NODAT continues to be a common and serious metabolic complication after organ transplantation. Currently, NODAT is diagnosed and treated like T2DM, but there is only limited evidence about the efficacy and safety of the novel antidiabetic drug vildagliptin in patients with NODAT, although it is already commonly used in T2DM. Based on the differences in pathophysiology between T2DM and NODAT, the complex drug profiles in transplanted patients, and the possible influence of renal impairment on the pharmacokinetic properties of vildagliptin, the antidiabetic efficiency of this drug in NODAT remains to be established. This trial will investigate whether vildagliptin is efficient and safe in patients with NODAT.
This academic study is sponsored by the Medical University of Vienna, Austria. The authors do not receive any reimbursement or financial benefits and declare that they have no competing interests.

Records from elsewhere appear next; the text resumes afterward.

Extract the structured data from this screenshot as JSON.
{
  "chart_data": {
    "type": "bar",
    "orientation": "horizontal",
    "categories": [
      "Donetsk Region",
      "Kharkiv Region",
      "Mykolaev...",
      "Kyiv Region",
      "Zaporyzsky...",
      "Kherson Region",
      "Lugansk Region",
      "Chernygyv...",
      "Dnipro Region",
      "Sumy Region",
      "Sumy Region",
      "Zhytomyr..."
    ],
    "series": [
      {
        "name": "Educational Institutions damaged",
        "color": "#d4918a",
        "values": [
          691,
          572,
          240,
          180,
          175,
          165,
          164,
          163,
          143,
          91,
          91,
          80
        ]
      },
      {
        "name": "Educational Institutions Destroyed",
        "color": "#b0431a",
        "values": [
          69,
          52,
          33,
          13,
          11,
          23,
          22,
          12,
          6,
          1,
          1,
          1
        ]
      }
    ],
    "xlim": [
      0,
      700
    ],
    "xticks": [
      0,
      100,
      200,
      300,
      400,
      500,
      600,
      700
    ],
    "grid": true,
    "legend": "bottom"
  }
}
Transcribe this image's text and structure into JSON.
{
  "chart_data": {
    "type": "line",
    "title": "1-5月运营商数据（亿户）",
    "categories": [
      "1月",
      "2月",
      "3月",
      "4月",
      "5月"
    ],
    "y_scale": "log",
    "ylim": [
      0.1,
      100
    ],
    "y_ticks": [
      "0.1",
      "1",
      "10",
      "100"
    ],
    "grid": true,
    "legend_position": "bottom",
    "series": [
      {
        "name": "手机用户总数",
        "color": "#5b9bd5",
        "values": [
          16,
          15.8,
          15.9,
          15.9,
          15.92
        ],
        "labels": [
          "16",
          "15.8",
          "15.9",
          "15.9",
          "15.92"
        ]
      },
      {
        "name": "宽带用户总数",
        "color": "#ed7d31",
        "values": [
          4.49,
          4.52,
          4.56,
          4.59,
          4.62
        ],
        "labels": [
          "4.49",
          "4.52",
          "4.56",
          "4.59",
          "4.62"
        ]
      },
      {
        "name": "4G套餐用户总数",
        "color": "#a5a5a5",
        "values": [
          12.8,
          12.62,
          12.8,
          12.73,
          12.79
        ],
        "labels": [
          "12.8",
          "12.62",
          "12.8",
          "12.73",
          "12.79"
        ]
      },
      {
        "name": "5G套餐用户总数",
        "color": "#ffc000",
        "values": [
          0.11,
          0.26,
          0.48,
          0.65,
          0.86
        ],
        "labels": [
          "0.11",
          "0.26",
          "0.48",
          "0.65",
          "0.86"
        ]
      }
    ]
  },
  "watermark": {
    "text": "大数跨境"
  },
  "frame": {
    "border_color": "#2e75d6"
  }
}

MHa made substantial contributions to the conception and design of the study. He was involved in drafting the study protocol and wrote this manuscript. HCV, JW, MHe, WHH, DD, and TW participated in the design of the study and its coordination and helped to draft the manuscript. JP participates in the design of the study by giving advice on statistics and will be involved in the statistical analysis. GS will be in charge of the production, blinding and dispensing of study medication and helped to draft the manuscript. MDS is the principal investigator, responsible for recruitment and trial coordination. He developed the study idea and made substantial contributions to conception and design. Moreover, he was involved in drafting and revising the study protocol as well as this manuscript. All authors will participate in the implementation or analysis of this study and approved the final manuscript. All authors have read and approved this manuscript.